Methods — This was a retrospective review of linked administrative healthcare databases examining patients with PAC not undergoing resection. Primary outcome was severe patient-reported symptoms (Edmonton Symptom Assessment System ≥7). Multivariable modified Poisson regression models were used to identify factors associated with reporting severe symptoms.

Results — A total of 10,753 symptom assessments from 2168 patients were analyzed. The median age was 67 years, and 47% were female; median survival was 7 months. Most common severe symptoms were tiredness (54.7%), anorexia (53.6%), overall impaired wellbeing (45.3%), and drowsiness (37.1%).
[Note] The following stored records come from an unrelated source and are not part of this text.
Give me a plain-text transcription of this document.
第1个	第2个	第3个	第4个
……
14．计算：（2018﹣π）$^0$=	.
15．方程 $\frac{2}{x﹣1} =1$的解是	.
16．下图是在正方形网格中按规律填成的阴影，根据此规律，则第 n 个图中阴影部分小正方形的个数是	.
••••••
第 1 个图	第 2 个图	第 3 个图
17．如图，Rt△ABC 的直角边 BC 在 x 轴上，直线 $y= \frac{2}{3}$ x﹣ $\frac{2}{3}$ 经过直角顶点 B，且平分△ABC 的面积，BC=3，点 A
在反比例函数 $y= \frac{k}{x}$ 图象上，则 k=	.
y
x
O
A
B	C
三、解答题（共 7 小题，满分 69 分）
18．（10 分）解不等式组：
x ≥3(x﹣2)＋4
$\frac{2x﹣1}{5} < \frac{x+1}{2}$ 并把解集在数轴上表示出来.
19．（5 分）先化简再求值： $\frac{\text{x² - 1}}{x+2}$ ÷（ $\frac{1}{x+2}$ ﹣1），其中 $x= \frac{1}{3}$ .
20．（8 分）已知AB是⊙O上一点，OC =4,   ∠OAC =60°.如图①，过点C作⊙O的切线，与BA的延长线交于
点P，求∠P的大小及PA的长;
Severity of symptoms decreased 1 month after diagnosis and plateaued 4 months after diagnosis. Female sex, comorbidities, and older age were associated with reporting severe symptoms; recent radiation treatment and residence in a rural community were associated with reporting less severe symptoms.

Conclusions — The prevalence of severe symptoms in patients with nonresected PAC was high, but potentially modifiable. We identified vulnerable groups of patients that may benefit from focused interventions. This information is important for patient counseling and design of supportive care strategies.



Mavros MN, Davis LE, Hallet J, Tung S, Mahar AL, Bubis LD, Hammad A, Zhao H, Earle CC, Barbera L, Coburn NG. Pancreas. 2020; 49(8):1083-9. Epub 2020 Aug 4.